The proliferation of bilateral free trade agreements (FTAs) and regional trade agreements (RTAs) in recent years is seen by some as a threat to the future of the World Trade Organization and the ongoing Doha Round of trade negotiations.
Lim Hng Kiang, Singapore’s Minister for Trade and Industry, said that bilateral, sub-regional and regional trade deals were complementary to a multilateral trade regime.
Lim said that while there was some danger that a proliferation of such deals could be like "taking away brick by brick" from the global trade regime, that did not have to be the case if those agreements were held to high standards.
"My counter-image is : We want a global trading regime as epitomised by WTO and Doha, but every bilateral and every RTA should be a brick building towards that potential," he told the Boao Forum for Asia being held in the southern Chinese island province of Hainan.

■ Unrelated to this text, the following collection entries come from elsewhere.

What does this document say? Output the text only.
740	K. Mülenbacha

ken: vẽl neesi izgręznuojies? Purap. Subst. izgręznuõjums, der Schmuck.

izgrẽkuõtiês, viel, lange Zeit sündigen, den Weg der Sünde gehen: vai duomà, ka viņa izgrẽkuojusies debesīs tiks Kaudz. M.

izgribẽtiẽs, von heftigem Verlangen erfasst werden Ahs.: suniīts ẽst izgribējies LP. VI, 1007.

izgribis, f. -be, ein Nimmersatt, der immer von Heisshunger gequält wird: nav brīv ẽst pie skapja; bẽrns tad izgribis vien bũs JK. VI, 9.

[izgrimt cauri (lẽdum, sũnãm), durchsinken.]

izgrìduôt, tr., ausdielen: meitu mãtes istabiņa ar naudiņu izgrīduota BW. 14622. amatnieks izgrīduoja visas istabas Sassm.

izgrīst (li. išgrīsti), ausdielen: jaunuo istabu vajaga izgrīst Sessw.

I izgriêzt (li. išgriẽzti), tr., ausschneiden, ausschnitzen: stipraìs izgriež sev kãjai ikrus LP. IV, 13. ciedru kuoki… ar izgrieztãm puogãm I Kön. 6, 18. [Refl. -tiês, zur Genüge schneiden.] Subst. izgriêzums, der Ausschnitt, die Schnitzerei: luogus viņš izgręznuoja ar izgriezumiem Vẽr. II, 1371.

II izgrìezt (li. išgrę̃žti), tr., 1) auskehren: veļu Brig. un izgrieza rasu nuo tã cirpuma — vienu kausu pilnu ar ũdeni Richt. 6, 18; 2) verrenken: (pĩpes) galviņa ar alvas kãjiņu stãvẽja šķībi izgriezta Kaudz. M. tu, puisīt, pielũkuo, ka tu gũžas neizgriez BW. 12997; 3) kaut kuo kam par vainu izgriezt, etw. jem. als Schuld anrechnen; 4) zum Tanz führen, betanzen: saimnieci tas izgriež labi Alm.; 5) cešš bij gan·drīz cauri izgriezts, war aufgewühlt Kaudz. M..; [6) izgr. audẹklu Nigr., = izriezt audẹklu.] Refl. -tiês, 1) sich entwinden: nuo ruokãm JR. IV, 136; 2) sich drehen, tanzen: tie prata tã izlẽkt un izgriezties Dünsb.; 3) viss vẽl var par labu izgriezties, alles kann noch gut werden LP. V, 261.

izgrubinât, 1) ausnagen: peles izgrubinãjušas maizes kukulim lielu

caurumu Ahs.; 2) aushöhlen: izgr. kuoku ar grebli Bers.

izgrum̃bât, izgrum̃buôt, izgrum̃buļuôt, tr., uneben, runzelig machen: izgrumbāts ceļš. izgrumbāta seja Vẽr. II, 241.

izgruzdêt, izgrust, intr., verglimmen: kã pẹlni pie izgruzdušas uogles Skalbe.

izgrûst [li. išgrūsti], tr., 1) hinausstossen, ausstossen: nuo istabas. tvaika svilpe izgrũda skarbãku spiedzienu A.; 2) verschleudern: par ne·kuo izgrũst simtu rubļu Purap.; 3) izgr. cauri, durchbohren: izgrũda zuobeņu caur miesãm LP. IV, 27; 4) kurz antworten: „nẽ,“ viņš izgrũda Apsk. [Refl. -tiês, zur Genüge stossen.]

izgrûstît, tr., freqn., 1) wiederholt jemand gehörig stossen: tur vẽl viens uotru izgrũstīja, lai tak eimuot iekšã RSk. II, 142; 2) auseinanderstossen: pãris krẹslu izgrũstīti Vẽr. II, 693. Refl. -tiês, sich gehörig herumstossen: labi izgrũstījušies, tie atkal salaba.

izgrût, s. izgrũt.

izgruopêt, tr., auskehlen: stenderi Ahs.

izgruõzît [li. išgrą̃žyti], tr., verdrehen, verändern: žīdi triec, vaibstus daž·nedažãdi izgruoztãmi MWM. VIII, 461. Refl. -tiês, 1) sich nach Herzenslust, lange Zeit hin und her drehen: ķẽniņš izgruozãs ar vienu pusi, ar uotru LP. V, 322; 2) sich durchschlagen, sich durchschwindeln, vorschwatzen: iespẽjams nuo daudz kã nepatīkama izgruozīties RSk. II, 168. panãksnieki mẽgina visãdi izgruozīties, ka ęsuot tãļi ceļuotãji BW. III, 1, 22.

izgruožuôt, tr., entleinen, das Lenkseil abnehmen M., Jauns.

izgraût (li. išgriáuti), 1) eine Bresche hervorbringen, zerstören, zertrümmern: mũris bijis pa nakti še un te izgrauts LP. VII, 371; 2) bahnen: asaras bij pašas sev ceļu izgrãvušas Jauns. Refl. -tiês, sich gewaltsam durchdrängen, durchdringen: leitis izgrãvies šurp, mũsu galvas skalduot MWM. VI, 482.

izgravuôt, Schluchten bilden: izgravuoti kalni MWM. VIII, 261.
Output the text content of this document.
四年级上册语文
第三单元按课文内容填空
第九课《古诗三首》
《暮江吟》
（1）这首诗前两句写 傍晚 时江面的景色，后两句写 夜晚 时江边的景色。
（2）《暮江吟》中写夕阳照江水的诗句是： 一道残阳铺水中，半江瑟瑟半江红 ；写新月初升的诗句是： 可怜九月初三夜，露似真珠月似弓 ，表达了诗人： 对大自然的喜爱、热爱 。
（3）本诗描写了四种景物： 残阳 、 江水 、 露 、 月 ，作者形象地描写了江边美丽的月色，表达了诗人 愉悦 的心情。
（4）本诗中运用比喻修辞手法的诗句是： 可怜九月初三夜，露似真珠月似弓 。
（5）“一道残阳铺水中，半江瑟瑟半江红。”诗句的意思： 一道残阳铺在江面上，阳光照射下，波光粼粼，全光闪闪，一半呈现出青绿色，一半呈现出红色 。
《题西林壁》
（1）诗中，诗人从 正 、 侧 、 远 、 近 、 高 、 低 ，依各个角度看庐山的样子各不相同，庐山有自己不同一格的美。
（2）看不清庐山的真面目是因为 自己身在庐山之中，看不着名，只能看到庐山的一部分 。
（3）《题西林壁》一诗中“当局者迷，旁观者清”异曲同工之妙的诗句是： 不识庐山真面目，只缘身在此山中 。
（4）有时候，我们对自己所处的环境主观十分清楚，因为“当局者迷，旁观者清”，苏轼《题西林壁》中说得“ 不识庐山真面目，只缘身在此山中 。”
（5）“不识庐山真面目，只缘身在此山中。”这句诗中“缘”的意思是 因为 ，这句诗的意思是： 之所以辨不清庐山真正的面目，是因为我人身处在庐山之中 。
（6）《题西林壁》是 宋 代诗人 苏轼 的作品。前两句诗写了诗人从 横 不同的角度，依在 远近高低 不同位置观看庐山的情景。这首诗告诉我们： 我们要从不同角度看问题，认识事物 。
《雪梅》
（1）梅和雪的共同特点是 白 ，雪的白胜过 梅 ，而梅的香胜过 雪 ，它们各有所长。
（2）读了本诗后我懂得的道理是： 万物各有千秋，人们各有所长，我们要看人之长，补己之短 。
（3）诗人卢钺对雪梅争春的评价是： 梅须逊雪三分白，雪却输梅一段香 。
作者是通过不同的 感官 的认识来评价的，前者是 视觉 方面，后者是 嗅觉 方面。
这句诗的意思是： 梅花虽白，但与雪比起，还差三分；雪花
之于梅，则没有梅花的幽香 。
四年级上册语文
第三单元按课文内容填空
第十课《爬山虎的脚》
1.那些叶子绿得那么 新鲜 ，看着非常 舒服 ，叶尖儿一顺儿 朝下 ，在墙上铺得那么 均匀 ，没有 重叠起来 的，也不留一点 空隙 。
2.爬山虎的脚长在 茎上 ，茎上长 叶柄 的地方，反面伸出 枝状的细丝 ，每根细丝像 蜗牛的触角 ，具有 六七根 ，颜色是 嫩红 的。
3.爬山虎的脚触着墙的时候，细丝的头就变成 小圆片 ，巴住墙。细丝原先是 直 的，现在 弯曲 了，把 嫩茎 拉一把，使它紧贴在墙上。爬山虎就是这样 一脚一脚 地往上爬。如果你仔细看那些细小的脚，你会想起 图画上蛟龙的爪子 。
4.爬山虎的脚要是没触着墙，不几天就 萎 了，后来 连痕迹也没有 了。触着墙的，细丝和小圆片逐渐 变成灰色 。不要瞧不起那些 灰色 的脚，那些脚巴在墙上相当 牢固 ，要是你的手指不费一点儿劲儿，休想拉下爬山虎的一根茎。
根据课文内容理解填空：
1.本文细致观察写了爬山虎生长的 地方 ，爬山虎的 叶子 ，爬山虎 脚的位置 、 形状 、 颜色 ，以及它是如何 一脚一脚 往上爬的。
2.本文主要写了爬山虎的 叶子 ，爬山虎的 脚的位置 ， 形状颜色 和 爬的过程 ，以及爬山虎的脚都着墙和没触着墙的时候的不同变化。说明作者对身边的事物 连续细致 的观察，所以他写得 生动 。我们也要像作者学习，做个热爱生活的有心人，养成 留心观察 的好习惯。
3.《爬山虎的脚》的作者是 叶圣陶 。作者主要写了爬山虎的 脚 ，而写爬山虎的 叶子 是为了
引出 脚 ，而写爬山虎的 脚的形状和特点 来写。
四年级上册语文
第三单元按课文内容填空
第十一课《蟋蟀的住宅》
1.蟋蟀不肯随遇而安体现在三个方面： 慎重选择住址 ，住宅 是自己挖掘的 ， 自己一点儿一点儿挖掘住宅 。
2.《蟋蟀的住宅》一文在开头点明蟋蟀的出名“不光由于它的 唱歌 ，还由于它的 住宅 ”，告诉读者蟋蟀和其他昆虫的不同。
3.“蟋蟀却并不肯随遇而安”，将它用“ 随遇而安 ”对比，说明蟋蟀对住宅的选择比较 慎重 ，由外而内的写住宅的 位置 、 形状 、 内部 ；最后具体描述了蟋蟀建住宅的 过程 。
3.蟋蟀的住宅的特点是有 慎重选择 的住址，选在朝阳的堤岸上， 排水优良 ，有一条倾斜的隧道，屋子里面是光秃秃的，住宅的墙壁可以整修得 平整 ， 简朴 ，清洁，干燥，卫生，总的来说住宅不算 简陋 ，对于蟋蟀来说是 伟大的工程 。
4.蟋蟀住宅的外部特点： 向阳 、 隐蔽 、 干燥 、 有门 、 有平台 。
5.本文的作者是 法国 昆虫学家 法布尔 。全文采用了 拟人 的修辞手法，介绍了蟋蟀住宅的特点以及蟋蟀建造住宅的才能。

Lim said that with multilateral negotiations like Doha often getting watered down, regional deals were able to set higher standards.
The Doha round all but collapsed last year over deep differences especially over agriculture, but ministers from a number of trading powers said earlier this month that they would aim to hammer out a deal by the end of this year.
Brick in the wall
Warren Truss, Australian Minister for Trade, told the same forum that the perception of lack of progress on Doha had prompted some countries to do more bilateral deals.
Sticking with the brick metaphor, Truss said that he too did not think that bilateral FTAs necessarily detracted from the global trading regime.
"In fact, it can be adding a brick to the wall because every time countries can reach agreement for a bilateral FTA, they’re developing the text or the solutions that might be able to be multilateralized," he said.
"So a series of bilateral FTAs can, in fact, build the wall rather than tear it down."
Truss said Australia would continue to actively work on further bilateral or regional trade deals.
Australia already has FTAs with New Zealand, Singapore, Thailand and the United States. It is currently in negotiations with a number of other countries including China, Japan and Malaysia.
Still, Truss said that Australia was prioritizing working towards a successful conclusion of the Doha round.
"It is very important for us to achieve the necessary breakthroughs to bring Doha to a finality this calendar year," he said, adding that both developed and developing countries needed to show more flexibility.
"You can’t wait for the Europeans and the Americans to do it all. They have an important leadership role to play and they need to do more, but the developing world will also need to participate by being willing to open up its markets," Truss said.